CS345, Machine Learning
Prof. Alvarez
Text Recognition
Handwritten text recognition is an interesting and challenging domain
to which machine learning techniques can been applied. Recognizing
free-form text is quite difficult; good performance requires the
consideration of syntactical information as well as visual data.
For visual data only, character recognition (classification
of individual character images) is a good test case.
NIST Handwritten Digits Database
NIST has compiled a database of handwritten numerals (0-9).
Some sample images that I extracted from the NIST database
appear below.
The image files are originally in a binary format; extracting them
from the database is not difficult but requires care regarding details
of machine representation such as big endian vs. little endian formats.
Notice that
although the NIST images are scaled and centered in the image frame,
there are significant variations among the different images
for a given class (digit).
For example, the digit '7' appears in both crossed and uncrossed variants,
and the vertical slant varies quit a bit among instances of the digit '1'.
Such variations make automated recognition a non-trivial task.
The results of extensive experimentation with the NIST dataset
obtained via a variety of machine learning techniques appears
in the following paper.
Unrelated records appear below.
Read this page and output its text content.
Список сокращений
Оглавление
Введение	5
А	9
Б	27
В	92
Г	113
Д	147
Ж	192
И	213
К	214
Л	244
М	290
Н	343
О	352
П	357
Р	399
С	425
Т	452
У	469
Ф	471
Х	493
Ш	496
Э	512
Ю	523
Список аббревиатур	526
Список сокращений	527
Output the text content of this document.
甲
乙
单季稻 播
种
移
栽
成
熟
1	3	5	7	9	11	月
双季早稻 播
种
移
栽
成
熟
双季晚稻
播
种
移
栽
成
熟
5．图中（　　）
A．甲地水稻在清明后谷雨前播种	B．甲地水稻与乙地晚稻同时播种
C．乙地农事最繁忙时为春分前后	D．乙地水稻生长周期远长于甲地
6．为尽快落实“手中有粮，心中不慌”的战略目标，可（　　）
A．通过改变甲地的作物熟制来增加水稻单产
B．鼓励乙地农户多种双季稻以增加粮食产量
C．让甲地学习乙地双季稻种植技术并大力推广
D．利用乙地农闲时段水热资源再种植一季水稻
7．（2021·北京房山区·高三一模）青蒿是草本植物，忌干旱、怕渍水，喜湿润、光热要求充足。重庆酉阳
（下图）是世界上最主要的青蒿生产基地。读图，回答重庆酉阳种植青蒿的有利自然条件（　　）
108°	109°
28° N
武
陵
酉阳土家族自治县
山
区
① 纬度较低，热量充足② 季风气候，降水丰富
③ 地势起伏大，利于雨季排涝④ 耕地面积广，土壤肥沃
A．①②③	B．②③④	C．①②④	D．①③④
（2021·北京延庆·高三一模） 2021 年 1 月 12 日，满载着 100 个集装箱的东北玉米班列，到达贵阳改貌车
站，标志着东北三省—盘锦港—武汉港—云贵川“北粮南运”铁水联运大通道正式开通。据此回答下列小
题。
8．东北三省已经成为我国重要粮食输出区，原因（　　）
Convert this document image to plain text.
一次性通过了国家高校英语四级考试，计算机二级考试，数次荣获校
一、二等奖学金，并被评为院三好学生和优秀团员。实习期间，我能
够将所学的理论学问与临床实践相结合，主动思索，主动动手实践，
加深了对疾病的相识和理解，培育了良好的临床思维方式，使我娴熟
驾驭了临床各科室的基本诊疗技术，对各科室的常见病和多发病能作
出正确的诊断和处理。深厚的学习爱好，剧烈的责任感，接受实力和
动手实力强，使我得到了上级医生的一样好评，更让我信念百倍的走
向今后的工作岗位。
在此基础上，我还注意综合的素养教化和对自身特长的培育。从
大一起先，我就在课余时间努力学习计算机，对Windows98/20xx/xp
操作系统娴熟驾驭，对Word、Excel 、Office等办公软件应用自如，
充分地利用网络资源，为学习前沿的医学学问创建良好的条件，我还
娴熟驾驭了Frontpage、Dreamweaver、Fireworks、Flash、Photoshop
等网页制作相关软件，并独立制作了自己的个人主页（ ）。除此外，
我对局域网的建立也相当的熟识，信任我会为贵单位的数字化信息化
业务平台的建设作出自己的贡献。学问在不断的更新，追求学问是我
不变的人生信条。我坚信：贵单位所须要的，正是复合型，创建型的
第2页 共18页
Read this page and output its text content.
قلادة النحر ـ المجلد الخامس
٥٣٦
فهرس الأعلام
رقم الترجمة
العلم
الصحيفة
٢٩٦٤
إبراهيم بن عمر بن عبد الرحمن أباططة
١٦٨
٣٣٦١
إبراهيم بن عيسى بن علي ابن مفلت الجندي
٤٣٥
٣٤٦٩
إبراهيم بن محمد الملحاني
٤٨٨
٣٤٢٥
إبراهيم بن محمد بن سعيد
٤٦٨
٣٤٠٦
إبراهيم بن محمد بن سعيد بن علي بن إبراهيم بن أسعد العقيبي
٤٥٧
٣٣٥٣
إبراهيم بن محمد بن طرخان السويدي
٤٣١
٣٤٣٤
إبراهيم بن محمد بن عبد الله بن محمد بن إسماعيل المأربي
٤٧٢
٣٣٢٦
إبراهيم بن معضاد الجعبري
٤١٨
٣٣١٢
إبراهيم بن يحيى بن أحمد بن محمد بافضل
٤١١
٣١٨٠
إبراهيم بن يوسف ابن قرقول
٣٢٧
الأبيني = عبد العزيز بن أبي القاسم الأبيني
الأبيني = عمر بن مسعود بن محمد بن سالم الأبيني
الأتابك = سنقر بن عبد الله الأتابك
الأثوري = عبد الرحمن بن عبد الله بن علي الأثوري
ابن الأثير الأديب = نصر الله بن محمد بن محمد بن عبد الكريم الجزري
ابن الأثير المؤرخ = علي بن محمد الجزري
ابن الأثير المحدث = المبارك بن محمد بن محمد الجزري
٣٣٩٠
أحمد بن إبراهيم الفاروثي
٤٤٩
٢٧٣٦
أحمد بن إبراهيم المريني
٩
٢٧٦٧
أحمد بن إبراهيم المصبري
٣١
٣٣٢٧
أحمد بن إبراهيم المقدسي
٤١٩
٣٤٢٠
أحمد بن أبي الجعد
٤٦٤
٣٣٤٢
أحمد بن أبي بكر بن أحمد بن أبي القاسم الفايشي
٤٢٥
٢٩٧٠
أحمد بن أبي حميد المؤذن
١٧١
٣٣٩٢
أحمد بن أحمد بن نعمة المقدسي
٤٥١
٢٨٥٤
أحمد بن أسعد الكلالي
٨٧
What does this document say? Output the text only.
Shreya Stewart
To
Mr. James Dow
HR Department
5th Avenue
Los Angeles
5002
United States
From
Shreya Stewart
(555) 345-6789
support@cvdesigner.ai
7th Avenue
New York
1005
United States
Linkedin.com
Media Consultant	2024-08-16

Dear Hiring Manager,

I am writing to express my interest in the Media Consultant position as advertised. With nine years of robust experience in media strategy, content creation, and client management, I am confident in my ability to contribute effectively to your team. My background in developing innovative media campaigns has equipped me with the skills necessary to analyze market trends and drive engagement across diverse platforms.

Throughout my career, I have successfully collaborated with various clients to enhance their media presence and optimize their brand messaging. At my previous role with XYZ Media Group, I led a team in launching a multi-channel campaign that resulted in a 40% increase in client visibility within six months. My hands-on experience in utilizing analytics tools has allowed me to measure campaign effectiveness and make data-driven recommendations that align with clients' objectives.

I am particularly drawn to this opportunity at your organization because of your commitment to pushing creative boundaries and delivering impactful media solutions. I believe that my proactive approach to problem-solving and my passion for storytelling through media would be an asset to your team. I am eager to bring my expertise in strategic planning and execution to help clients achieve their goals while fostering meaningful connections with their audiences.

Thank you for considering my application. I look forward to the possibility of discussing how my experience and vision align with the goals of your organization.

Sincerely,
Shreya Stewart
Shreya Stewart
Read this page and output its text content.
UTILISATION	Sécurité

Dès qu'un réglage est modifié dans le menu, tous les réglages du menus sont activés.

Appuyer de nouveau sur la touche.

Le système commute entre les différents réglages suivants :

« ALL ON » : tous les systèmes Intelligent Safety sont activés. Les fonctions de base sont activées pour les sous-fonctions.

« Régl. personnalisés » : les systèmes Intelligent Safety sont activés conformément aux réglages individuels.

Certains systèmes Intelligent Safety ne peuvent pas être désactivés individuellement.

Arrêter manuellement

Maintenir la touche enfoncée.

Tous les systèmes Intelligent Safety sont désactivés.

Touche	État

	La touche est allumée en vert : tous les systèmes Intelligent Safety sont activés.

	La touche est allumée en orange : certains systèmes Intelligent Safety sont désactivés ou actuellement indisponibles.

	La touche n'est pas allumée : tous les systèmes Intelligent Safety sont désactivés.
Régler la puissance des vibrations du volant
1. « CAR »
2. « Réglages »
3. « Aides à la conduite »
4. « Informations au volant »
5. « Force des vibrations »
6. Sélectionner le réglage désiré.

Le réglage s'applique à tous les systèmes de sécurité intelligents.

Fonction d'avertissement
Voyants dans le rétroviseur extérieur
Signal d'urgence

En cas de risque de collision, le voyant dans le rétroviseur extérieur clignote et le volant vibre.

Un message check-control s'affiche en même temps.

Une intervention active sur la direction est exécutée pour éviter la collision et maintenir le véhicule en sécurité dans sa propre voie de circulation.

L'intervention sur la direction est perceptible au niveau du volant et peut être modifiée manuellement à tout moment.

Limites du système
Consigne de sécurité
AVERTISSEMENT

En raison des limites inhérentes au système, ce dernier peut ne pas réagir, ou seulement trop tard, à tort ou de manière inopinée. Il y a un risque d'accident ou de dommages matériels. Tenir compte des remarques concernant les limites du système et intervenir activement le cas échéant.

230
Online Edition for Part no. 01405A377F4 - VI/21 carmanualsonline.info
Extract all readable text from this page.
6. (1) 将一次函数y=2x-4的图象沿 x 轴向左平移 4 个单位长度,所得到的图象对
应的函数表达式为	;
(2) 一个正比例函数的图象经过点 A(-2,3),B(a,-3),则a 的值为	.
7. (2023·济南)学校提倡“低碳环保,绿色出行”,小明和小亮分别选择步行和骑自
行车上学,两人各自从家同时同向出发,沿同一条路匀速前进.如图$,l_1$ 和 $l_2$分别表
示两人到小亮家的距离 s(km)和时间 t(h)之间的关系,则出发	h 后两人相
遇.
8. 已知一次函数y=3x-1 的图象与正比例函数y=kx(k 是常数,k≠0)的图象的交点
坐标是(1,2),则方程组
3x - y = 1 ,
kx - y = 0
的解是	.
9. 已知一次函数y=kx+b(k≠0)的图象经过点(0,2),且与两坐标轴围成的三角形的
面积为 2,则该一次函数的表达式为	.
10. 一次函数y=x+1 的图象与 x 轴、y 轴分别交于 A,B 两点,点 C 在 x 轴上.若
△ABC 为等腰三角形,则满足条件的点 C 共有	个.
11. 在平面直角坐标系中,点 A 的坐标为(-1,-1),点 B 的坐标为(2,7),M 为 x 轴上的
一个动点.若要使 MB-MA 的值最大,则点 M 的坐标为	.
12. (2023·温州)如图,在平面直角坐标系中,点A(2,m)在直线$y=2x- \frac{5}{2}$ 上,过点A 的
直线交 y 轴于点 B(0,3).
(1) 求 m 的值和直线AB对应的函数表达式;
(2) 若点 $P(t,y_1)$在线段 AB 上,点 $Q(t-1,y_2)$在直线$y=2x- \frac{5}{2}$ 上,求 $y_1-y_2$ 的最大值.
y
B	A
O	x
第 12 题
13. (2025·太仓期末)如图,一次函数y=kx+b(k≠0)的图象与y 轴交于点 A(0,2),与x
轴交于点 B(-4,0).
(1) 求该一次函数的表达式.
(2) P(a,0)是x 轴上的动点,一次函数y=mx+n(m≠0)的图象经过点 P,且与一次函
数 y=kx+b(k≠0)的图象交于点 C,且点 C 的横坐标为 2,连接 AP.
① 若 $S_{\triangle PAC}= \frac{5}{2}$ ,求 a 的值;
We will discuss some of these techniques
in this course.
Y. LeCun, L. Bottou, Y. Bengio, and P. Haffner.
"Gradient-based learning applied to document recognition."
Proceedings of the IEEE,
86(11):2278-2324, November 1998.
A subset of the NIST dataset containing 60,000 instances,
downloads of the above paper, and error rates for several
classifiers are all available at:
http://yann.lecun.com/exdb/mnist/.